Daily Archives: September 30, 2013

Getting Started and Getting Un-Stuck

Sometimes, after finishing a story, it can be difficult to start your next project.  Sometimes it’s a matter of losing momentum, and sometimes you just don’t have any ideas and need a prompt to get you started, even if what you end up writing next has nothing at all to do with whatever the prompt was.  Writing prompts don’t have to dictate what you write–they’re just a mechanism for dislodging whatever idea has been stuck in a dark corner of your brain where you can’t see it.

While browsing Boing Boing the other day, I ran across what I think makes for a great source of inspiration.  Nine-eyes is a blog devoted to striking images from Google Maps Street-View, and it serves up some great inspiration.  In my first undergrad writing class, my first semester of college, my professor had each of us look through a book of photographs of America from mid-nineteen-fifties (or so, my memory’s a little fuzzy on the details now) and use a picture that we selected as the jumping-off point for our fiction piece, and I’ve gotten a fair bit of mileage out of that technique since, so I’m glad to have found a great source of evocative images online that’s always serving up something interesting and new.

That guy, with the pan over his face.

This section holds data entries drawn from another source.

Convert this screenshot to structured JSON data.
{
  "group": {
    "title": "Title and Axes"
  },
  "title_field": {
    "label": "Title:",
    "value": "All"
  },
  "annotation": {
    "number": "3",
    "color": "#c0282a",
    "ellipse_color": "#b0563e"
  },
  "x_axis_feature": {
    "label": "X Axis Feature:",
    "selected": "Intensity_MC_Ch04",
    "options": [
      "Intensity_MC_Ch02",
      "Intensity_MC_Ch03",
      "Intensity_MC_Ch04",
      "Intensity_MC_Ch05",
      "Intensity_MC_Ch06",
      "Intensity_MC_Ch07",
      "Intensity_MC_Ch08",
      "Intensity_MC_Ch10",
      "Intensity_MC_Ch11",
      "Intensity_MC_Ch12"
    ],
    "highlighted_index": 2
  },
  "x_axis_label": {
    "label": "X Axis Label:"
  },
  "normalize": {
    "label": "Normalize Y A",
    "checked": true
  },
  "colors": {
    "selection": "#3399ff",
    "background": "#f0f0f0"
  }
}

He must have a story to tell.

Of course sometimes you’re not stuck on a blank page but stuck in the middle of a story and feeling like you don’t know where to go.  Well, there’s an app for that.

No, seriously, there is.  Actually, there’s a deck of cards which has been transformed into apps and websites.  Oblique Strategies is a deck of cards created by Brian Eno wherein each card contains an aphorism to get us creative types to do a bit of lateral thinking to get around our problems, the idea being that when you get stuck, you draw a card at random, and even if you don’t do what the card says, it helps you get your mind un-stuck.  I had never heard of this magical invention until Jeph Jacques, author and artist of Questionable Content, mentioned it during his recent appearance on the (Hugo Award-winning) Writing Excuses podcast.

You can find one online implementation of the Oblique Strategies here, though it is by no means the only place to go.  There are also a number of app implementations on Android (and probably on iOS, too).

So, go out and start something new or find a new way to look at an old problem.  Create!